"I can't believe I am living long enough to see it actually happen," said Phyllis Clausen, 87, of Vancouver, Wash., who with other citizen activists has fought for restoration of the White Salmon as a free flowing river since joining the "Friends of the White Salmon":http://friendsofthewhitesalmon.org/, a non-profit citizens' conservation group, in 1976. "We kept working on things for the river, and it just became our obsession," she said.
What she centers on as she talks about the long campaign that will be rewarded with a boom on Oct. 26, when the dam is breached, was the power of persistence. It wasn't any one letter or hearing or action that got the job done, she said, but just staying with it, even when it seemed hopeless.
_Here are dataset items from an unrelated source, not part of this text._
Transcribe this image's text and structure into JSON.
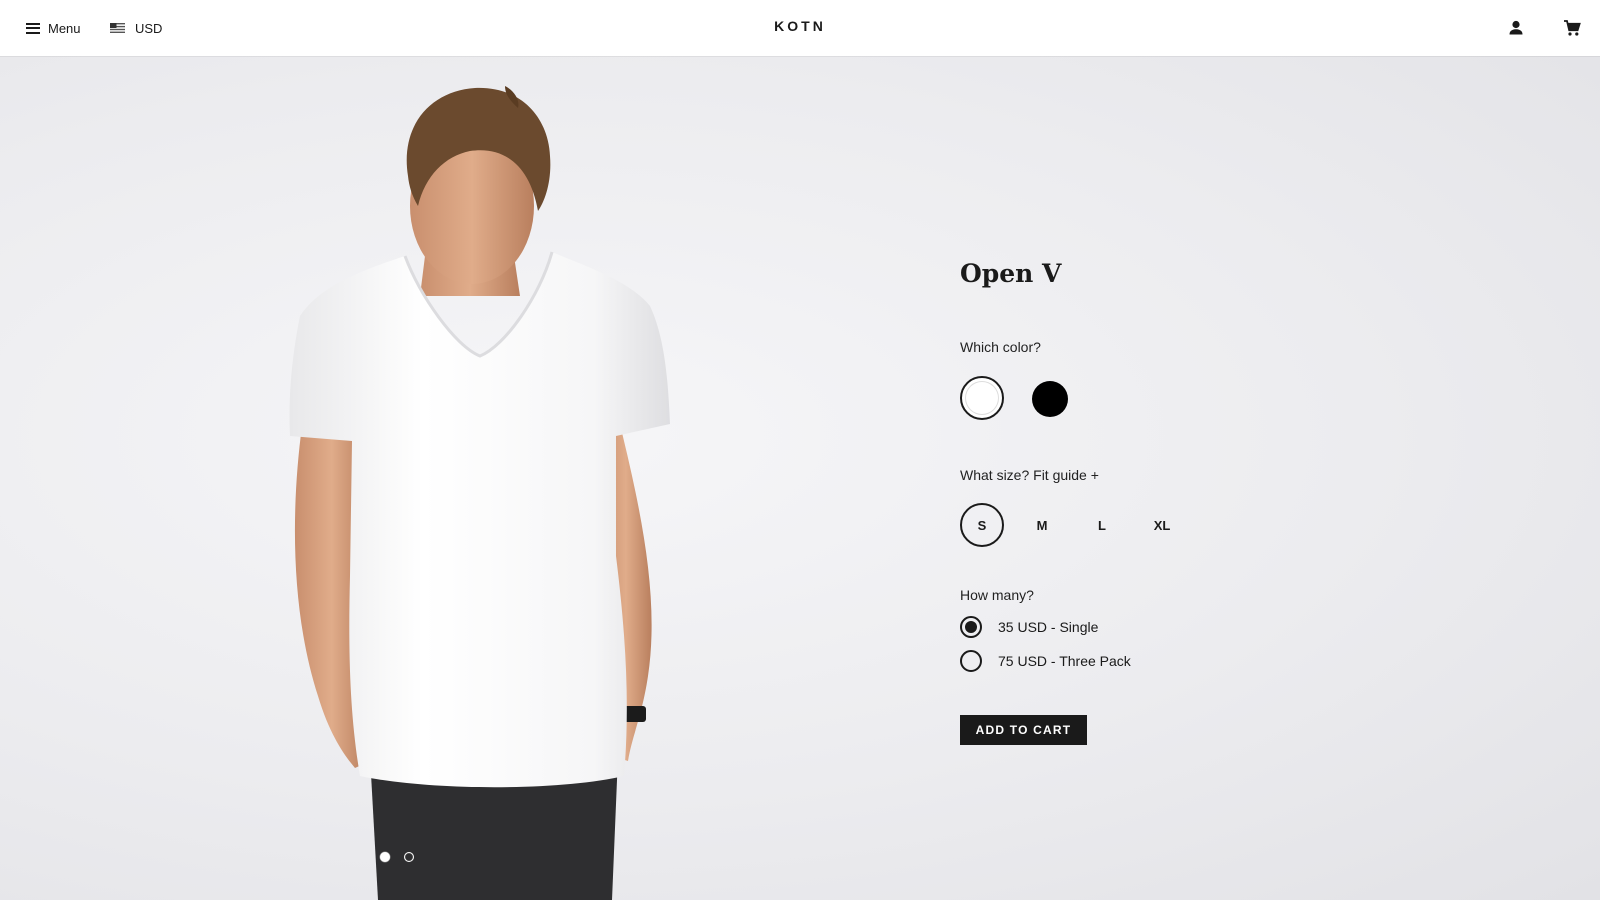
{
  "header": {
    "menu_label": "Menu",
    "currency_label": "USD",
    "logo": "KOTN",
    "icons": [
      "menu-icon",
      "us-flag-icon",
      "account-icon",
      "cart-icon"
    ]
  },
  "product": {
    "title": "Open V",
    "color_prompt": "Which color?",
    "colors": [
      {
        "name": "white",
        "hex": "#ffffff",
        "selected": true
      },
      {
        "name": "black",
        "hex": "#000000",
        "selected": false
      }
    ],
    "size_prompt": "What size?",
    "fit_guide": "Fit guide +",
    "sizes": [
      "S",
      "M",
      "L",
      "XL"
    ],
    "selected_size": "S",
    "qty_prompt": "How many?",
    "options": [
      {
        "label": "35 USD - Single",
        "selected": true
      },
      {
        "label": "75 USD - Three Pack",
        "selected": false
      }
    ],
    "add_to_cart": "ADD TO CART"
  },
  "gallery": {
    "slides": 2,
    "active_slide": 1
  },
  "colors": {
    "text": "#1a1a1a",
    "background": "#e9e9ec",
    "button": "#1a1a1a"
  }
}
Phyllis Clausen and Friends of the White Salmon fought for restoration and dam removal on the White Salmon for decades, even when it seemed hopeless. Photo courtesy, Phyllis Clausen
"Situations change over many years, and what seemed impossible at early times might become possible, just because situations surrounding the issue change. That occurs slowly, but if you are tuned in to take advantage of those moments, like the moment when the dam came up for re-licensing, then you may be able to accomplish something," Clausen said.
"It took a number of people, and it certainly wasn't just me. I felt, it was that this river was so important to so many people, I think it for a lot of us, it's a home, really, and it has the same beauty to us. I could go down and sit there on a cliff side with my feet dangling and eat a picnic lunch and watch dippers down in the water and birds flying all around there, and I would remember that, long after I left."